Peter Bacon introduced his cousin, Jon Shay to the Wall of Pride.
“I am sad he is not here to accept this award himself. We started the nomination process a couple of years ago when Dr. Alioto came to me in my office. How do we talk about Jon Shay? Jon Shay was Dansville. He embodied the community pride. Jon always called Dansville the center of the universe. Jon was a lifelong resident of Dansville who graduated from Dansville High School in 1960. He stayed here to run the family business. That business really grew here in Dansville. Jon really got involved with charities and clubs. Dansville Rotary and Noyes Hospital were the biggest ones,” he said. “He was passionate about cleaning up roadside garbage, recycling bags of cans, and making sure everyone had a Turkey Diner on Thanksgiving. He truly lived the rotary model; service before self. He was deeply proud of his family connection to Noyes Hospital. He wanted to keep making Dansville a better community to live, work and play. Recently the third floor of the hospital was named after Jon.”
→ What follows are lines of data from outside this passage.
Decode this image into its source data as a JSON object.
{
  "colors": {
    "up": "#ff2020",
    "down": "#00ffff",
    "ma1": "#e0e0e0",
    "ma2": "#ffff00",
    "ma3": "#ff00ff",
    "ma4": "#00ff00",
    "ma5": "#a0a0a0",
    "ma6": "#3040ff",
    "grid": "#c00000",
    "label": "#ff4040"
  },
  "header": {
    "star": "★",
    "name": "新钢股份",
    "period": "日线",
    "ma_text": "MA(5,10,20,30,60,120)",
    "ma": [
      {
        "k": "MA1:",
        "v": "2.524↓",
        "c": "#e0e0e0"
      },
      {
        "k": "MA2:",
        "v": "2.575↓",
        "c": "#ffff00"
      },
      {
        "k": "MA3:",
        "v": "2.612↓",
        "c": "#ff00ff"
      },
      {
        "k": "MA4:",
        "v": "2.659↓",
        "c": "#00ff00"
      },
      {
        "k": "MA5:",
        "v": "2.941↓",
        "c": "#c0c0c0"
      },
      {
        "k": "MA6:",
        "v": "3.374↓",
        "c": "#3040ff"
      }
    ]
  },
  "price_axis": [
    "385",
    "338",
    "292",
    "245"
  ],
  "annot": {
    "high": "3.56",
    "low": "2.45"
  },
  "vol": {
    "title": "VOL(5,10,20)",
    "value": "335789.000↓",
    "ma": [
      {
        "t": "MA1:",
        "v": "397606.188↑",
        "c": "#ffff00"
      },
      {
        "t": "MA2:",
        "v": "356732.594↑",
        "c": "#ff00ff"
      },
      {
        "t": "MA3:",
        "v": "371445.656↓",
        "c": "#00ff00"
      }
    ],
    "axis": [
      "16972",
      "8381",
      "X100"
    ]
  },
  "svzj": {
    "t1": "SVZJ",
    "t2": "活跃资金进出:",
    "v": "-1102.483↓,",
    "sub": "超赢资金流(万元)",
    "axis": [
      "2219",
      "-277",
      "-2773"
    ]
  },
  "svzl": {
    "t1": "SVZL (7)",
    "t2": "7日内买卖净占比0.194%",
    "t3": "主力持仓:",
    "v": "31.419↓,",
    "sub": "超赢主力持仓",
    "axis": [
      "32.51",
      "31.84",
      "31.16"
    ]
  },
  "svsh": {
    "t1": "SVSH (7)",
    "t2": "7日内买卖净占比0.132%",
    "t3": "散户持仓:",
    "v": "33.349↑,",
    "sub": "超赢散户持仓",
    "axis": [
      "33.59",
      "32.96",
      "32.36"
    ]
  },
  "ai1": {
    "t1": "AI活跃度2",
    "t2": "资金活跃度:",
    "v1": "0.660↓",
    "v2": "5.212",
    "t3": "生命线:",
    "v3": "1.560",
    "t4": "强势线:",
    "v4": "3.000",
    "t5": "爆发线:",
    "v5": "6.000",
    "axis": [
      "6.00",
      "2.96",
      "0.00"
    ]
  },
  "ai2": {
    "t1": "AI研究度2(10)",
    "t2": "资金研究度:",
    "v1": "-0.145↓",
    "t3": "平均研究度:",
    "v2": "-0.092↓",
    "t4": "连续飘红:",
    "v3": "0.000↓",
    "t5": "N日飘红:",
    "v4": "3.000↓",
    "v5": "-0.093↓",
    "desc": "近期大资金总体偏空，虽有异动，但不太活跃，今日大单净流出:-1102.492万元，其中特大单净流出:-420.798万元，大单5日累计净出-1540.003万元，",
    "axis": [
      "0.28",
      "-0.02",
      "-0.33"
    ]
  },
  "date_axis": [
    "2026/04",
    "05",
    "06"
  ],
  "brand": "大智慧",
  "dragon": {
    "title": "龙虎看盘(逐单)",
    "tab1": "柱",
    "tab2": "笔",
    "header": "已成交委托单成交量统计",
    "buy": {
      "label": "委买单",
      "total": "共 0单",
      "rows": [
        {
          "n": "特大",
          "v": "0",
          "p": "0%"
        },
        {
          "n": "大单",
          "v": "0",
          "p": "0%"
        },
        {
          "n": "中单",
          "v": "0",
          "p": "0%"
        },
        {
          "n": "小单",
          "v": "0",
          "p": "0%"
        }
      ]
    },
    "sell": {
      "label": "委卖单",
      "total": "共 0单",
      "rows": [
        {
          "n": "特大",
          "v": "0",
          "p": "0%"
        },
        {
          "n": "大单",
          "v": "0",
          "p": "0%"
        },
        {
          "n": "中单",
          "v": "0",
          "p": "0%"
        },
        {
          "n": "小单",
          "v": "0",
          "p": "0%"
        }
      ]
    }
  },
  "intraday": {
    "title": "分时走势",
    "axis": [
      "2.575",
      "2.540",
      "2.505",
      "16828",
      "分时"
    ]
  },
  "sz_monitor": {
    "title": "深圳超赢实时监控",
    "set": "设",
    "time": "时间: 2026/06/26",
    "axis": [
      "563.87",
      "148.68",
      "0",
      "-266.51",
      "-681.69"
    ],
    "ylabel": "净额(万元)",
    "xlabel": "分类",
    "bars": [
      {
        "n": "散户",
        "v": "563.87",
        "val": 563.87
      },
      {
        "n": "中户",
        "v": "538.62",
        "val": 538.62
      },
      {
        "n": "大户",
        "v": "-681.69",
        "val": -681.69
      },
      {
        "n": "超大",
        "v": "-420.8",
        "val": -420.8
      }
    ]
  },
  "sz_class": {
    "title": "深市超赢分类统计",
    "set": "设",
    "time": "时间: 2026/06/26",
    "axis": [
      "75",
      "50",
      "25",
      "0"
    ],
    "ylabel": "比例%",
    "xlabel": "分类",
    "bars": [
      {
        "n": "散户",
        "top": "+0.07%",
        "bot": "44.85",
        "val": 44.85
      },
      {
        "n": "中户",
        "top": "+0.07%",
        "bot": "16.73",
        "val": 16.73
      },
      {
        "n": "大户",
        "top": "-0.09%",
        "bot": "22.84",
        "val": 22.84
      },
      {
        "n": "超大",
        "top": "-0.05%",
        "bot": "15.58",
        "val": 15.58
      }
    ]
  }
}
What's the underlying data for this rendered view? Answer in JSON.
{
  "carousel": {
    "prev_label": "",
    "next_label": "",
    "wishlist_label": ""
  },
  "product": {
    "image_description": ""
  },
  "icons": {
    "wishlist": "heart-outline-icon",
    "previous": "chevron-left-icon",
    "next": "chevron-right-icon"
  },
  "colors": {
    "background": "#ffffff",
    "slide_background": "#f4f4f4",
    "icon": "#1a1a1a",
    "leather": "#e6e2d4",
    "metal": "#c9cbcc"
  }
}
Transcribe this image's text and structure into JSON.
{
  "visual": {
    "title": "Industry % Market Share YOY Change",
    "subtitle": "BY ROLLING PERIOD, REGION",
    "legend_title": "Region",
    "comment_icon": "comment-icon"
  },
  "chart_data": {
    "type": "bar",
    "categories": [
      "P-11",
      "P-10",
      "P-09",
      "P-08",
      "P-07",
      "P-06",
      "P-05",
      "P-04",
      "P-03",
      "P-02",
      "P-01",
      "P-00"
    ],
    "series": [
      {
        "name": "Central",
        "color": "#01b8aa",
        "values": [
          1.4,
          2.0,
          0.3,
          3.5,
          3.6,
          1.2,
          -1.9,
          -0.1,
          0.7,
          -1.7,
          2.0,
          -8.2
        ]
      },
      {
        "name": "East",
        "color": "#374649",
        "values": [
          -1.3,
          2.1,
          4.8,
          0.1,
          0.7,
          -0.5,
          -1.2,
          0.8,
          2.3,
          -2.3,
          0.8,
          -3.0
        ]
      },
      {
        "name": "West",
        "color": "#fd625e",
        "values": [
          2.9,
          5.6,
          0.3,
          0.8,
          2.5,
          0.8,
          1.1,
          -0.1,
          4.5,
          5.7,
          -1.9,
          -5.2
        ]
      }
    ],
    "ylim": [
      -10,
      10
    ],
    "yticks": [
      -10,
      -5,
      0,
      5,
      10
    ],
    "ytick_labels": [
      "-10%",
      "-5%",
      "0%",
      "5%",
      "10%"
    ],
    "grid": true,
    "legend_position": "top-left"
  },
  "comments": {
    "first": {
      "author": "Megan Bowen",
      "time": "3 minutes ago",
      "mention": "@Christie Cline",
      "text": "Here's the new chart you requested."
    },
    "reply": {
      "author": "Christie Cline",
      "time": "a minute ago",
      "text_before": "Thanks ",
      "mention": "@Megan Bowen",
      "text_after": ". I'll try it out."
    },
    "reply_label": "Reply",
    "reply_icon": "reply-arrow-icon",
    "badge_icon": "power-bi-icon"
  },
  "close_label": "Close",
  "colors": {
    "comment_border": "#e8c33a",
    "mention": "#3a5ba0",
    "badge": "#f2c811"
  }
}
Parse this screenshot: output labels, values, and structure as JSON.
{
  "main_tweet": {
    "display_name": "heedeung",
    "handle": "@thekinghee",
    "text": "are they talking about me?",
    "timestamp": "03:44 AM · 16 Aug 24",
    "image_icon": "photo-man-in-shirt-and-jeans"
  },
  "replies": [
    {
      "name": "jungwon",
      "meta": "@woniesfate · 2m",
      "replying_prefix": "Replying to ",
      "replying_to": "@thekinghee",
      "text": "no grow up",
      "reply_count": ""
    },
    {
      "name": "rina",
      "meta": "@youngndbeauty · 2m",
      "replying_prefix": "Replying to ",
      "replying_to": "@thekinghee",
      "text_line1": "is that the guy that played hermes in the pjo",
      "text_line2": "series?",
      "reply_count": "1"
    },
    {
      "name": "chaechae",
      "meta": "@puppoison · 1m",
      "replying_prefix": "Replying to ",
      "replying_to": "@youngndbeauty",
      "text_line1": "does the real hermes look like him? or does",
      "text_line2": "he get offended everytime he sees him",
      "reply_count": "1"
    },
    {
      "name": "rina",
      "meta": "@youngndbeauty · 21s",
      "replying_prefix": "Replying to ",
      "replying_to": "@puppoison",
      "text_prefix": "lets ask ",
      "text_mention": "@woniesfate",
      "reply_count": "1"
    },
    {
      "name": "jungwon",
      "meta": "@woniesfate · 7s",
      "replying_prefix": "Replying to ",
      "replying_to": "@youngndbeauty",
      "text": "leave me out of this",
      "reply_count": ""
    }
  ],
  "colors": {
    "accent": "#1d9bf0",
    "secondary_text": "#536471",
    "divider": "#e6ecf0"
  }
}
Bacon added that Shay never enjoyed being in the spotlight and preferred to remain humble throughout his life.
“Jon never asked for anything for himself. He always put others first. We humbly accept this honor for Jon and will work to keep his legacy of making Dansville a better place. He legacy lives on with his family and what he left behind. He will always be an inspiration to future leaders.”
Mimi Burdick, Jon Shay’s sister accepted the award for in her brother’s honor. She congratulated all the other remarkable men for this award.
“I believe Jon was always destined to be a leader. His leadership qualities were exemplified by our parents. We grew up knowing how to help others. He really loved to chat with people and hear their stories. I believe this love comes from our grandpa. He would take Jon on Friday nights down to Main Street. He would talk to the people and show the art of conversation. Jon was our rock and go to person to ask about anyone in the town,” she said. “I think about my brother as the outline for integrity, intensity, compassion and commitment. He was committed to education and excellence. He was committed to his faith. He served in fundraisers and events. He had a passion for local sports. He was devoted to his daughters and grandchildren. He was committed to business and Noyes Hospital. Jon always wanted to make sure everyone was taken care of and on his last days he was very concerned about everyone getting a Thanksgiving meal. Jon resisted getting this award since he wanted everyone to be recognized and given a thanks for what they have done.”
The Dansville High School Chamber Singers held their first live performance since the pandemic at Wall of Pride. They led everyone with the National Anthem.